INQUIRING LINE

Can lower embedding dimensions alone solve the diversity problem without attention mechanisms?

This explores whether shrinking embedding dimensions by itself can fix the 'diversity problem' in recommendation and generation — and whether you can skip attention-style mechanisms to get there.


This reads the question as asking whether dimensionality is the lever for diversity, with attention as an optional extra — and the corpus suggests the relationship is almost exactly backwards. Far from solving diversity, *lower* embedding dimensions are themselves a source of the problem. When user and item embeddings are too small, recommender systems overfit toward popular items because that's the cheapest way to maximize ranking quality, and the harm compounds over time as niche items starve for exposure Does embedding dimensionality secretly drive popularity bias in recommenders?. So shrinking dimensions doesn't open up the tail — it collapses onto the head.

The reason a single fixed vector struggles isn't really its size, it's that one vector has to compress every interest a user has into one point. The fix that the corpus actually credits is architectural: candidate-conditional attention. Deep Interest Network weights a user's past behaviors against each candidate item, switching on only the relevant interests for that comparison — so diverse tastes get expressed dynamically rather than being averaged into a lossy summary How can user vectors capture diverse interests without exploding in size?. That's the opposite of 'diversity without attention': attention is precisely what lets a compact representation behave like a rich one.

Worth knowing too: dimensions aren't a single quality knob. The leading eigenvectors of an embedding space organize meaning coarse-to-fine, separating broad categories first and finer distinctions later, tracking something like the WordNet hierarchy Do embedding eigenvectors organize taxonomy from coarse to fine?. Cut dimensions and you don't trim evenly — you lop off the fine-grained tail that distinguishes niche items from their popular neighbors, which is exactly the distinction diversity depends on. And in language models, the architecture work runs the other direction: deep-and-thin beats wide for small models Does depth matter more than width for tiny language models?, showing that representational richness comes from composition through layers, not from a particular width setting.

If the real worry is diversity rather than dimensionality, the corpus points to mechanisms that operate orthogonally to embedding size altogether. Vector-valued rewards keep diversity 'baked in' by letting solutions specialize across per-criterion or per-persona reward axes instead of collapsing to one scalar Can reward vectors be the hidden source of solution diversity?, and step-level critique during training actively counteracts the tail-narrowing that otherwise sets in Do critique models improve diversity during training itself?. Both treat diversity as something you protect with structure, not something you tune into existence by resizing a vector.

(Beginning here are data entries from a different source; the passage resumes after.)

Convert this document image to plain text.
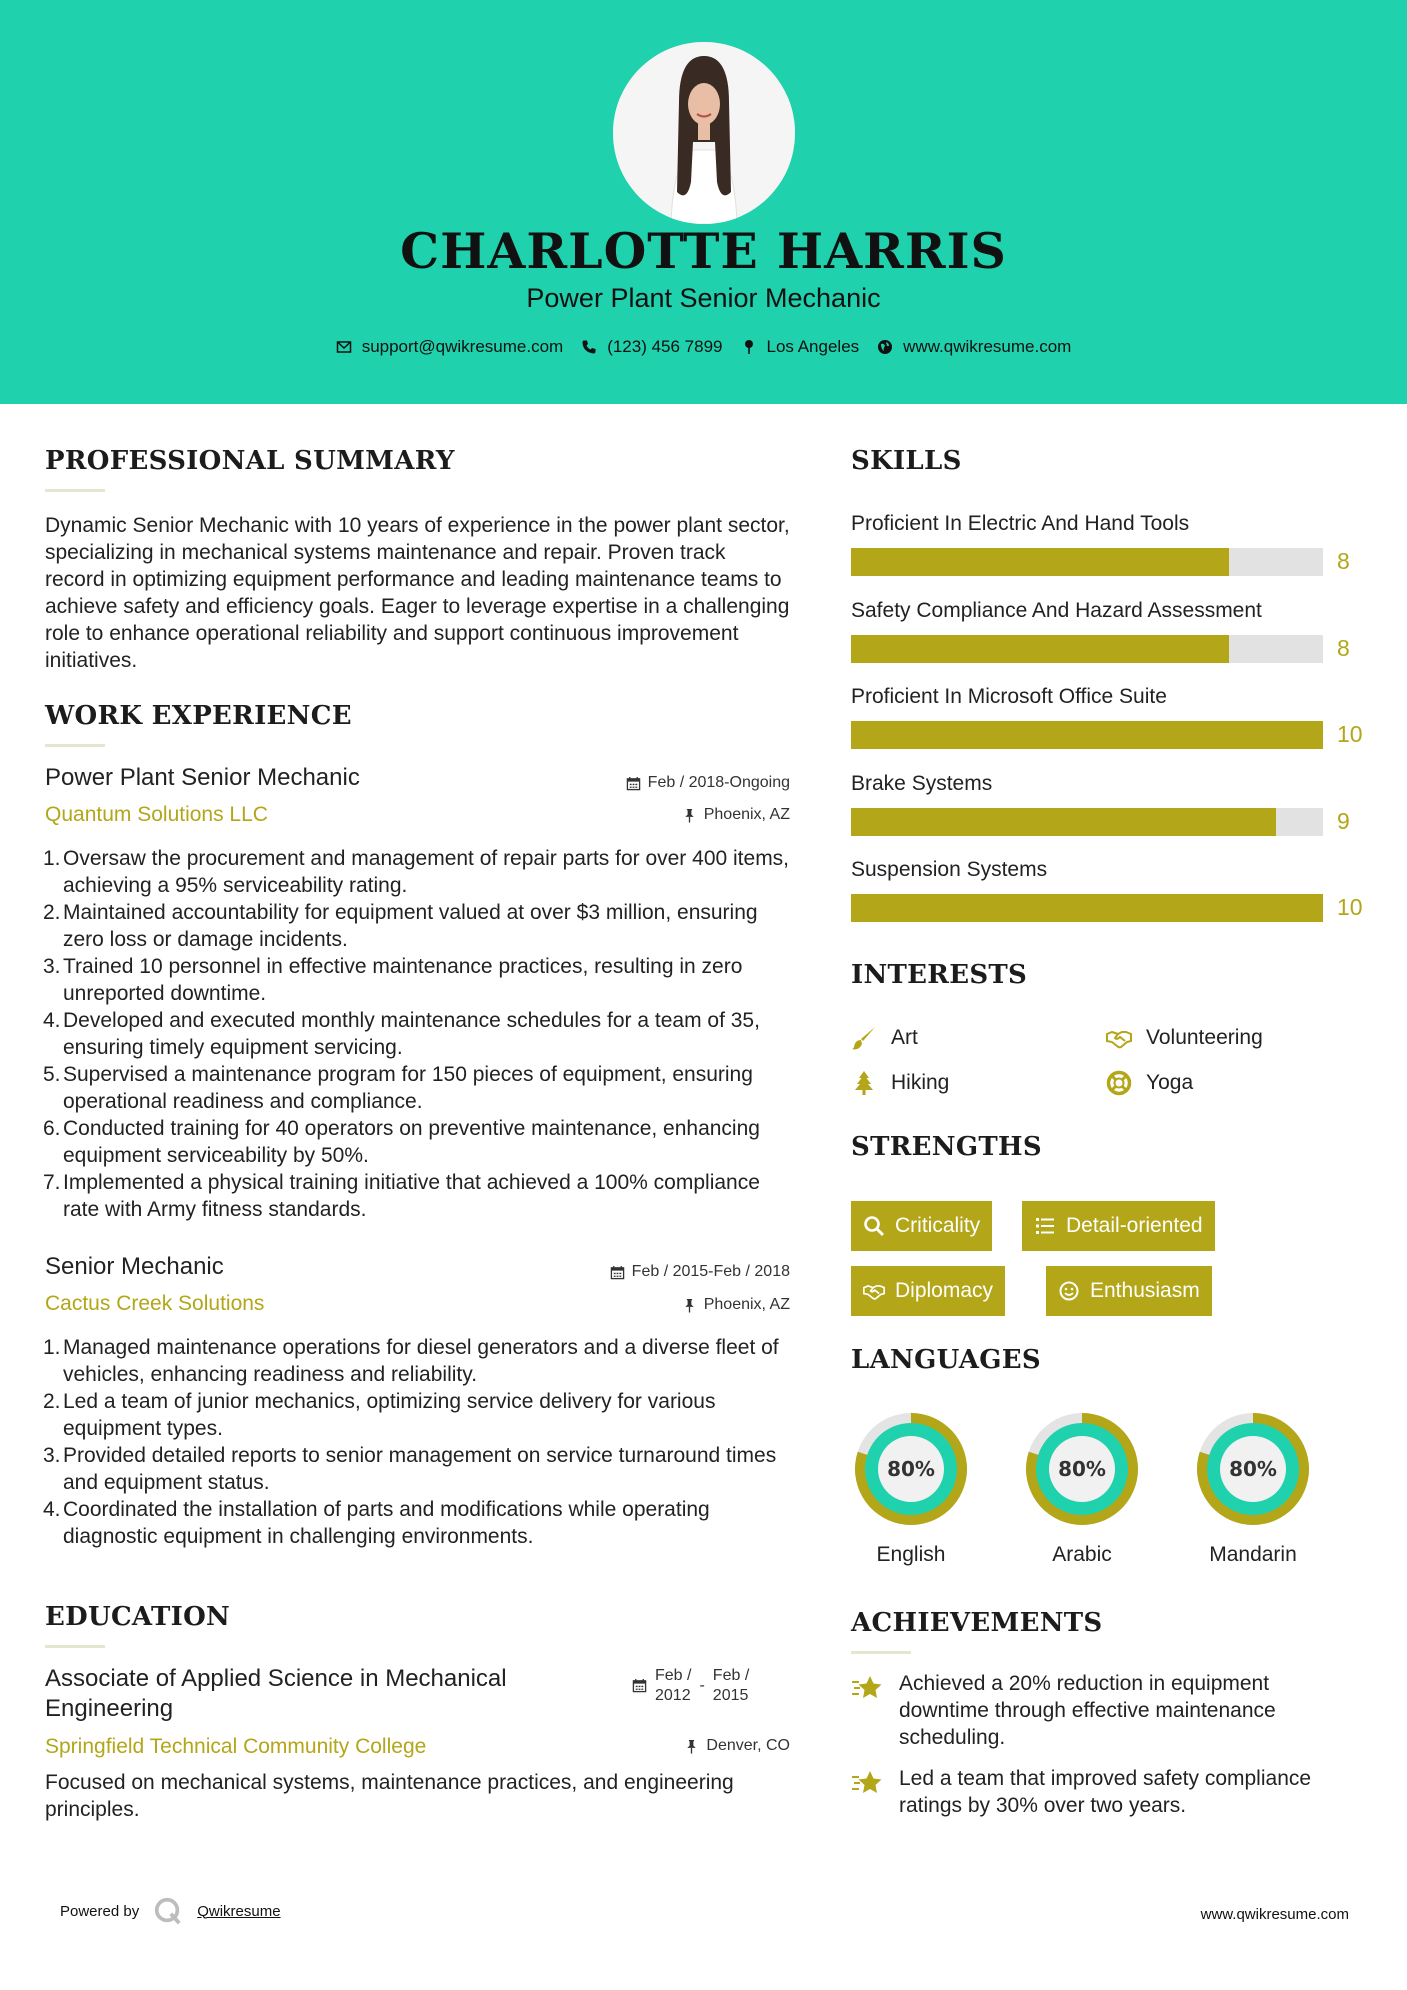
CHARLOTTE HARRIS
Power Plant Senior Mechanic
support@qwikresume.com	(123) 456 7899	Los Angeles	www.qwikresume.com
PROFESSIONAL SUMMARY
Dynamic Senior Mechanic with 10 years of experience in the power plant sector, specializing in mechanical systems maintenance and repair. Proven track record in optimizing equipment performance and leading maintenance teams to achieve safety and efficiency goals. Eager to leverage expertise in a challenging role to enhance operational reliability and support continuous improvement initiatives.
WORK EXPERIENCE
Power Plant Senior Mechanic	Feb / 2018-Ongoing
Quantum Solutions LLC	Phoenix, AZ
1. Oversaw the procurement and management of repair parts for over 400 items, achieving a 95% serviceability rating.
2. Maintained accountability for equipment valued at over $3 million, ensuring zero loss or damage incidents.
3. Trained 10 personnel in effective maintenance practices, resulting in zero unreported downtime.
4. Developed and executed monthly maintenance schedules for a team of 35, ensuring timely equipment servicing.
5. Supervised a maintenance program for 150 pieces of equipment, ensuring operational readiness and compliance.
6. Conducted training for 40 operators on preventive maintenance, enhancing equipment serviceability by 50%.
7. Implemented a physical training initiative that achieved a 100% compliance rate with Army fitness standards.
Senior Mechanic	Feb / 2015-Feb / 2018
Cactus Creek Solutions	Phoenix, AZ
1. Managed maintenance operations for diesel generators and a diverse fleet of vehicles, enhancing readiness and reliability.
2. Led a team of junior mechanics, optimizing service delivery for various equipment types.
3. Provided detailed reports to senior management on service turnaround times and equipment status.
4. Coordinated the installation of parts and modifications while operating diagnostic equipment in challenging environments.
EDUCATION
Associate of Applied Science in Mechanical Engineering
Feb /
2012
-
Feb /
2015
Springfield Technical Community College	Denver, CO
Focused on mechanical systems, maintenance practices, and engineering principles.
SKILLS
Proficient In Electric And Hand Tools
8
Safety Compliance And Hazard Assessment
8
Proficient In Microsoft Office Suite
10
Brake Systems
9
Suspension Systems
10
INTERESTS
Art	Volunteering
Hiking	Yoga
STRENGTHS
Criticality	Detail-oriented
Diplomacy	Enthusiasm
LANGUAGES
80%
English
80%
Arabic
80%
Mandarin
ACHIEVEMENTS
Achieved a 20% reduction in equipment downtime through effective maintenance scheduling.
Led a team that improved safety compliance ratings by 30% over two years.
Powered by	Qwikresume	www.qwikresume.com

The short version: lower embedding dimensions alone don't solve the diversity problem — the evidence says they *cause* a version of it, and attention (or other structural mechanisms) is what recovers diverse expression from a compact representation. The thing you didn't know you wanted to know: 'dimensionality as a fairness hyperparameter' is a real framing — the size of the vector is quietly a policy decision about who gets seen.


Sources 6 notes

Does embedding dimensionality secretly drive popularity bias in recommenders?

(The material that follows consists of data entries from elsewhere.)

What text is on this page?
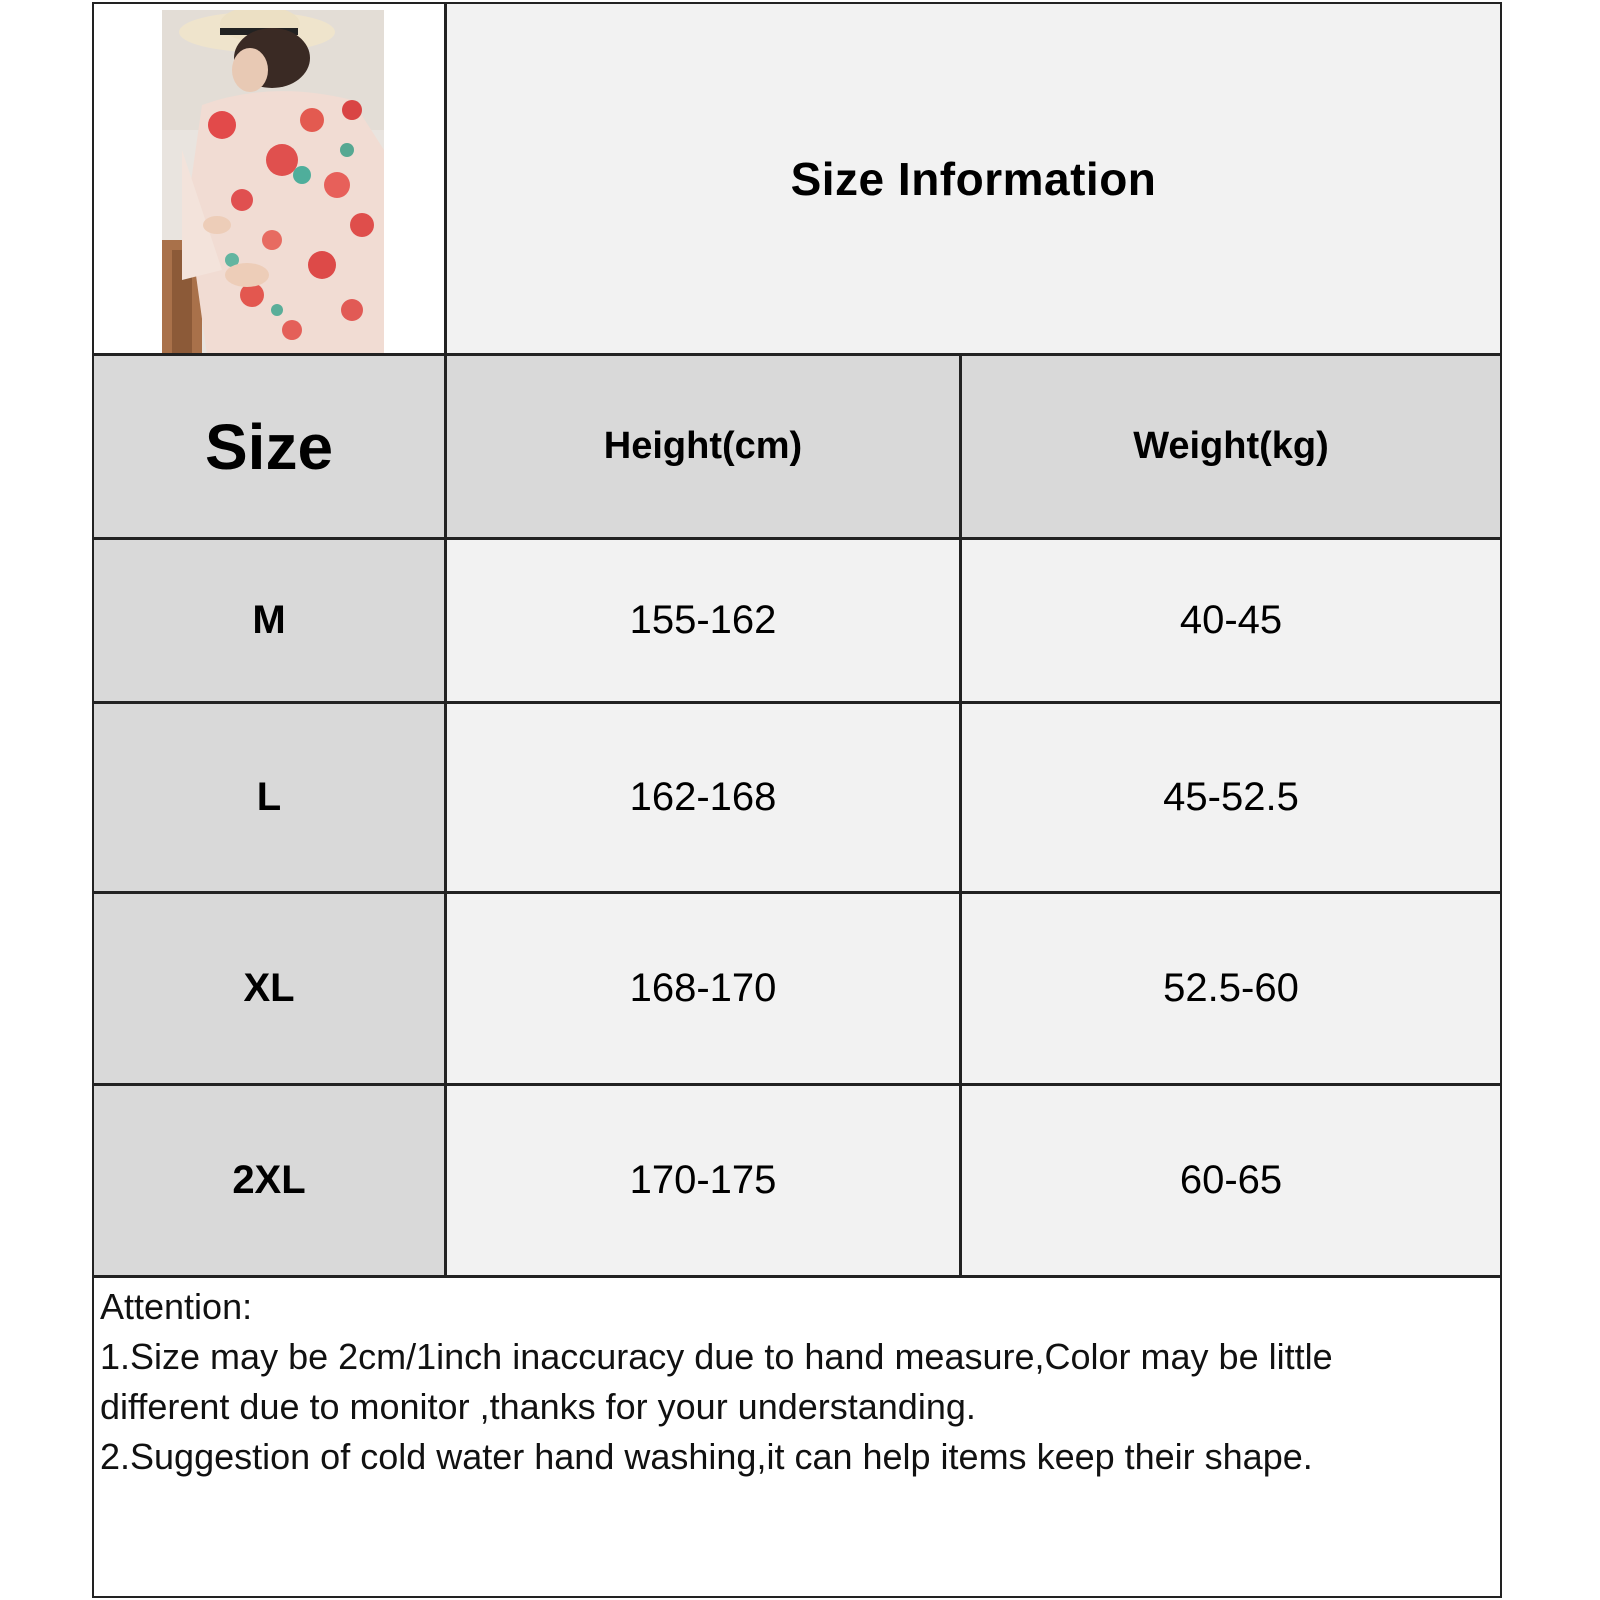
Size Information
Size	Height(cm)	Weight(kg)
M	155-162	40-45
L	162-168	45-52.5
XL	168-170	52.5-60
2XL	170-175	60-65
Attention:
1.Size may be 2cm/1inch inaccuracy due to hand measure,Color may be little
different due to monitor ,thanks for your understanding.
2.Suggestion of cold water hand washing,it can help items keep their shape.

Research shows that when user/item embedding dimensions are too small, recommender systems overfit toward popular items to maximize ranking quality. This compounds over time as niche items receive insufficient exposure, and cannot be fixed post-hoc without treating dimensionality as a fairness hyperparameter.

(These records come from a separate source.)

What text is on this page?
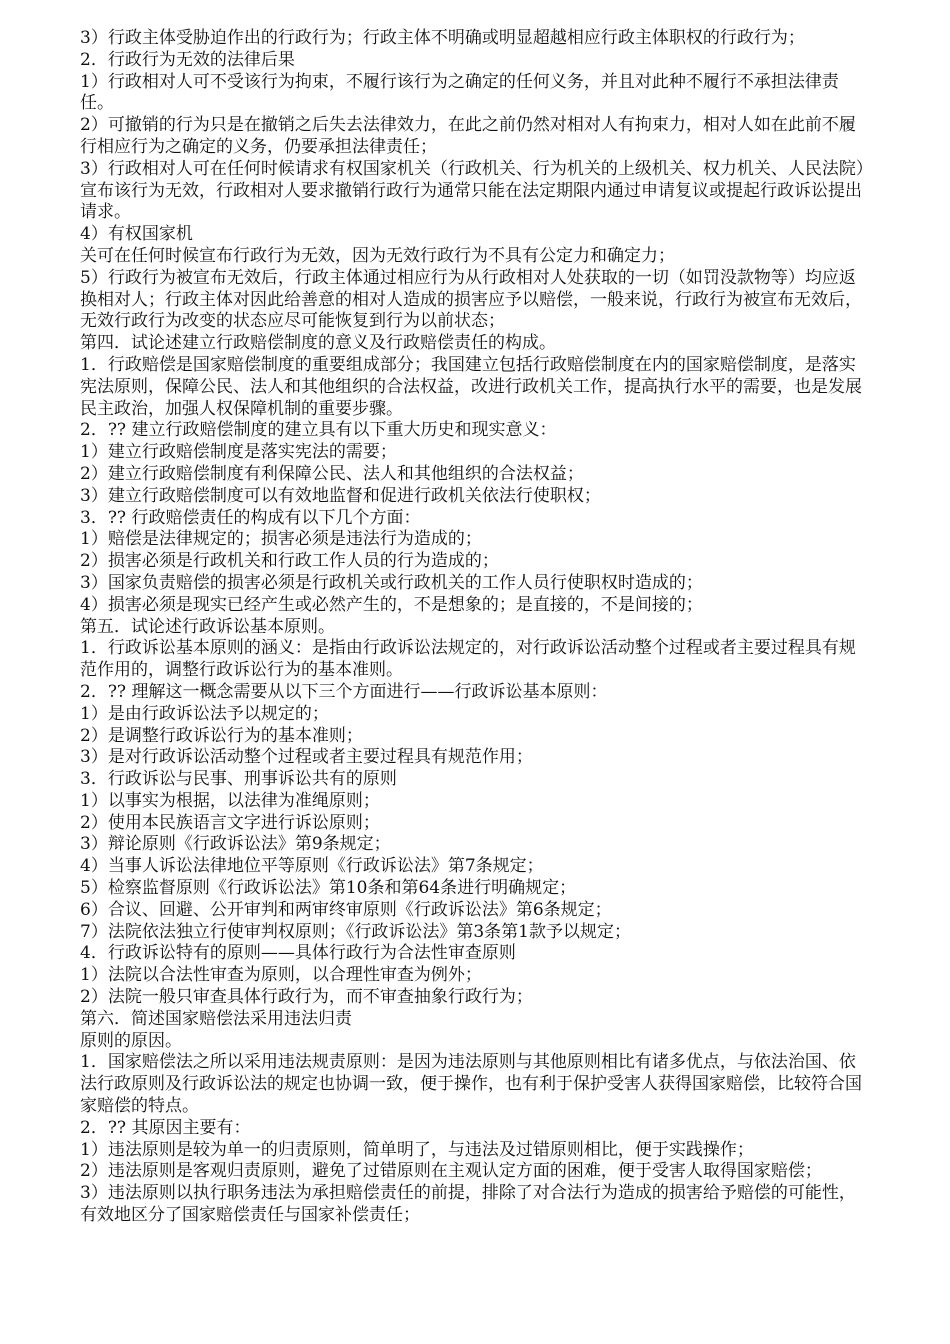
3）行政主体受胁迫作出的行政行为；行政主体不明确或明显超越相应行政主体职权的行政行为；

2．行政行为无效的法律后果

1）行政相对人可不受该行为拘束，不履行该行为之确定的任何义务，并且对此种不履行不承担法律责任。

2）可撤销的行为只是在撤销之后失去法律效力，在此之前仍然对相对人有拘束力，相对人如在此前不履行相应行为之确定的义务，仍要承担法律责任；

3）行政相对人可在任何时候请求有权国家机关（行政机关、行为机关的上级机关、权力机关、人民法院）宣布该行为无效，行政相对人要求撤销行政行为通常只能在法定期限内通过申请复议或提起行政诉讼提出请求。

4）有权国家机

关可在任何时候宣布行政行为无效，因为无效行政行为不具有公定力和确定力；

5）行政行为被宣布无效后，行政主体通过相应行为从行政相对人处获取的一切（如罚没款物等）均应返换相对人；行政主体对因此给善意的相对人造成的损害应予以赔偿，一般来说，行政行为被宣布无效后，无效行政行为改变的状态应尽可能恢复到行为以前状态；

第四．试论述建立行政赔偿制度的意义及行政赔偿责任的构成。

1．行政赔偿是国家赔偿制度的重要组成部分；我国建立包括行政赔偿制度在内的国家赔偿制度，是落实宪法原则，保障公民、法人和其他组织的合法权益，改进行政机关工作，提高执行水平的需要，也是发展民主政治，加强人权保障机制的重要步骤。

2．?? 建立行政赔偿制度的建立具有以下重大历史和现实意义：

1）建立行政赔偿制度是落实宪法的需要；

2）建立行政赔偿制度有利保障公民、法人和其他组织的合法权益；

3）建立行政赔偿制度可以有效地监督和促进行政机关依法行使职权；

3．?? 行政赔偿责任的构成有以下几个方面：

1）赔偿是法律规定的；损害必须是违法行为造成的；

2）损害必须是行政机关和行政工作人员的行为造成的；

3）国家负责赔偿的损害必须是行政机关或行政机关的工作人员行使职权时造成的；

4）损害必须是现实已经产生或必然产生的，不是想象的；是直接的，不是间接的；

第五．试论述行政诉讼基本原则。

1．行政诉讼基本原则的涵义：是指由行政诉讼法规定的，对行政诉讼活动整个过程或者主要过程具有规范作用的，调整行政诉讼行为的基本准则。

2．?? 理解这一概念需要从以下三个方面进行——行政诉讼基本原则：

1）是由行政诉讼法予以规定的；

2）是调整行政诉讼行为的基本准则；

3）是对行政诉讼活动整个过程或者主要过程具有规范作用；

3．行政诉讼与民事、刑事诉讼共有的原则

1）以事实为根据，以法律为准绳原则；

2）使用本民族语言文字进行诉讼原则；

3）辩论原则《行政诉讼法》第9条规定；

4）当事人诉讼法律地位平等原则《行政诉讼法》第7条规定；

5）检察监督原则《行政诉讼法》第10条和第64条进行明确规定；

6）合议、回避、公开审判和两审终审原则《行政诉讼法》第6条规定；

7）法院依法独立行使审判权原则；《行政诉讼法》第3条第1款予以规定；

4．行政诉讼特有的原则——具体行政行为合法性审查原则

1）法院以合法性审查为原则，以合理性审查为例外；

2）法院一般只审查具体行政行为，而不审查抽象行政行为；

第六．简述国家赔偿法采用违法归责

原则的原因。

1．国家赔偿法之所以采用违法规责原则：是因为违法原则与其他原则相比有诸多优点，与依法治国、依法行政原则及行政诉讼法的规定也协调一致，便于操作，也有利于保护受害人获得国家赔偿，比较符合国家赔偿的特点。

2．?? 其原因主要有：

1）违法原则是较为单一的归责原则，简单明了，与违法及过错原则相比，便于实践操作；

2）违法原则是客观归责原则，避免了过错原则在主观认定方面的困难，便于受害人取得国家赔偿；

3）违法原则以执行职务违法为承担赔偿责任的前提，排除了对合法行为造成的损害给予赔偿的可能性，有效地区分了国家赔偿责任与国家补偿责任；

How can user vectors capture diverse interests without exploding in size?

Deep Interest Network weights historical behaviors against each candidate ad, activating only relevant interests dynamically. This preserves dimension efficiency while expressing diverse tastes without lossy compression.

Do embedding eigenvectors organize taxonomy from coarse to fine?

Leading eigenvectors of embedding Gram matrices separate broad taxonomic branches first, then progressively finer sub-branches—a coarse-to-fine spectral order that tracks the WordNet hypernym tree level by level, confirming predictions from co-occurrence statistics.

Does depth matter more than width for tiny language models?

MobileLLM shows deep-and-thin architectures yield 2.7–4.3% accuracy gains over balanced designs at 125M–350M scale by composing abstract concepts through layers rather than spreading parameters across width.

Can reward vectors be the hidden source of solution diversity?

Vector Policy Optimization shows that rewards decomposed per test-case, criterion, or persona provide an inherent diversity structure. Training solutions to span the Pareto frontier across these dimensions produces competent diversity grounded in real task trade-offs rather than external regularizers.

Do critique models improve diversity during training itself?

Step-level critique in the training loop counteracts tail narrowing and maintains solution diversity across self-training iterations. This training-time benefit—preventing premature convergence—is more fundamental than test-time accuracy gains.